Austria's energy company OMV was informed by Gazprom that the Russian gas producer would halt deliveries of natural gas via Ukraine to OMV from 0500 GMT on Nov. 16 following OMV winning an arbitration case. Supplies of Russian gas to Europe via Ukraine may completely stop from Jan. 1 2025 after the current five-year deal expires as Kyiv has refused to negotiate the new terms of the transit with Moscow during the war.
Here is what happens if Russian gas transit via Ukraine is completely turned off and who will be affected most, according to Reuters.
HOW BIG ARE THE VOLUMES?
Russian gas supplies to Europe via Ukraine are relatively small. Russia shipped about 15 billion cubic meters (bcm) of gas via Ukraine in 2023 - only 8% of peak Russian gas flows to Europe via various routes in 2018-2019.

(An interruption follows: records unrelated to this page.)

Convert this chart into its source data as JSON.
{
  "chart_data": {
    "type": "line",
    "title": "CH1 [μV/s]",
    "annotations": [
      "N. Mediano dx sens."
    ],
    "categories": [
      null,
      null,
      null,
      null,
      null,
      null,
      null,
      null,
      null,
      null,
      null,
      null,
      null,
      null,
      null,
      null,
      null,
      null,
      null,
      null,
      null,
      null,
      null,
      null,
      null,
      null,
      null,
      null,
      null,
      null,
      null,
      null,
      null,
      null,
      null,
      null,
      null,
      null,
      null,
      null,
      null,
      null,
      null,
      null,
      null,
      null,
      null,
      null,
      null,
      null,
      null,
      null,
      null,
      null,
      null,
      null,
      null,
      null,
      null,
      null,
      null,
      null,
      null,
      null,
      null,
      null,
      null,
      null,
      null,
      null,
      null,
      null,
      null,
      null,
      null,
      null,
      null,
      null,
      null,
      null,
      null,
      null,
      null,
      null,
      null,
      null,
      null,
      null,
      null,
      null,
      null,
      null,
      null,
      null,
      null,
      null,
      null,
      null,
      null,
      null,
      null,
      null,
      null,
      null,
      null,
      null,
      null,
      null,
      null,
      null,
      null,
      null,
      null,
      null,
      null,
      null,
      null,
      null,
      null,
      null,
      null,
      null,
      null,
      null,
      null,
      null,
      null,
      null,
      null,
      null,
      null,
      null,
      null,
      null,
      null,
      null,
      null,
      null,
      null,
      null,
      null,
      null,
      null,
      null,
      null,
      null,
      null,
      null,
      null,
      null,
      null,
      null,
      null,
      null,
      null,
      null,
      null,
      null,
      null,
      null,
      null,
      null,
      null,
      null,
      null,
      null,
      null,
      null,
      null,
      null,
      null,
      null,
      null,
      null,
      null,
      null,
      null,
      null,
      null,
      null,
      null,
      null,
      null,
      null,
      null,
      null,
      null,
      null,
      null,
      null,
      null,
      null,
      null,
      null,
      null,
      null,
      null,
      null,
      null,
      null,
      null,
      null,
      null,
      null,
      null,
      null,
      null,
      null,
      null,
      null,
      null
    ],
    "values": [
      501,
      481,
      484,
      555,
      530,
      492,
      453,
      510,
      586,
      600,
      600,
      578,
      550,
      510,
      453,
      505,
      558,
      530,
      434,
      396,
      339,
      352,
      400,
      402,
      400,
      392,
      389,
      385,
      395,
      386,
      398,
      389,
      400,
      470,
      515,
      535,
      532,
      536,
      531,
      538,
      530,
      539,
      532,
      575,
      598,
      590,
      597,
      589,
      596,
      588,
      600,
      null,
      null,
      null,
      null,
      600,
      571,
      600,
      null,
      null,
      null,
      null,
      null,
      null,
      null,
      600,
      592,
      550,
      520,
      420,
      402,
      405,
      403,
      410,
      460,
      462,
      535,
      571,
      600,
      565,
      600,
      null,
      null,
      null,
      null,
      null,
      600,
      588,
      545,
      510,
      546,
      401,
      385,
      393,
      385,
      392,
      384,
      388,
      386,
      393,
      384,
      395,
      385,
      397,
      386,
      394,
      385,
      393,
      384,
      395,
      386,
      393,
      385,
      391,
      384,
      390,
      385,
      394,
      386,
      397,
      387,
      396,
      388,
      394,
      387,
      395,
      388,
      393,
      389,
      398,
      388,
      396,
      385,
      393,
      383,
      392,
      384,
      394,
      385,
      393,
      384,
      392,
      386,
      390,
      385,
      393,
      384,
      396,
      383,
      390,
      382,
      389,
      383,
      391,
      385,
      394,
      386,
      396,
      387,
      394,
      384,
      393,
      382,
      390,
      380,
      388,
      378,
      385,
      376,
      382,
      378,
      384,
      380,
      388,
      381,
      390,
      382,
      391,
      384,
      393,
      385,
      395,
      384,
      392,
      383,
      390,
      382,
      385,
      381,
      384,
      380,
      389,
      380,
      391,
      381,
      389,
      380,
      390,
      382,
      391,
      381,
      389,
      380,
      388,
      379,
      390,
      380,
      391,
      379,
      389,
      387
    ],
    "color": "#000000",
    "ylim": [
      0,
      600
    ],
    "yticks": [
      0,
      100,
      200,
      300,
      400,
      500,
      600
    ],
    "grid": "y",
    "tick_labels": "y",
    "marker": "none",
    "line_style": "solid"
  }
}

Russia spent half a century building its European gas market share, which at its peak stood at 35%.
Moscow lost its share to rivals such as Norway, the United States and Qatar since the invasion of Ukraine in 2022, prompting the EU to cut its dependence on Russian gas.
EU gas prices rallied in 2022 to record highs after the loss of Russian supplies. The rally won't be repeated given modest volumes and a small number of customers for the remaining volumes, according to EU officials and traders.
UKRAINIAN ROUTE
The Soviet-era Urengoy-Pomary-Uzhgorod pipeline brings gas from Siberia via the town of Sudzha - now under control of Ukrainian military forces - in Russia's Kursk region. It then flows through Ukraine to Slovakia.
In Slovakia, the gas pipeline splits into branches going to the Czech Republic and Austria.
Austria still receives most of its gas via Ukraine, while Russia accounts for around two-thirds of Hungary's gas imports.
Slovakia takes around 3 bcm from energy giant Gazprom per year, also about two-thirds of its needs.
Czech Republic almost completely cut gas imports from the east last year, but has started taking gas from Russia in 2024.
Most other Russian gas routes to Europe are shut including Yamal-Europe via Belarus and Nord Stream under the Baltic.
The only other operational Russian gas pipeline route to Europe is the Blue Stream and TurkStream to Türkiye under the Black Sea. Türkiye sends some Russian gas volumes onward to Europe including to Hungary.
WHY DOES THE UKRAINIAN ROUTE STILL WORK?
While remaining Russian gas transit volumes are small, the issue remains a dilemma for the EU. Many EU members such as France and Germany have said they would not buy Russian gas anymore but the stance of Slovakia, Hungary and Austria, which have closer ties to Moscow, challenges the EU common approach.
The countries, who still receive Russian gas, argue it is the most economic fuel and also blame neighboring EU countries for imposing high transit fees for alternative supplies.
Ukraine still earns $0.8-$1 billion in transit fees from Russian gas transit. Russia earns over $3 billion on sales via Ukraine based on an average gas price of $200 per 1,000 cubic meters, according to Reuters calculations.
Russia's gas pipeline export monopoly Gazprom plunged to a net loss of $7 billion in 2023, its first annual loss since 1999, because of the loss EU's gas markets.
Russia has said it would be ready to extend the transit deal but Kyiv has repeatedly said it won't do it.
Another option is for Gazprom to supply some of the gas via another route, for example via TurkStream, Bulgaria, Serbia or Hungary. However, capacity via these routes is limited.
The EU and Ukraine have also asked Azerbaijan to facilitate discussions with Russia regarding the gas transit deal, an Azeri presidential advisor told Reuters, who declined to give further details.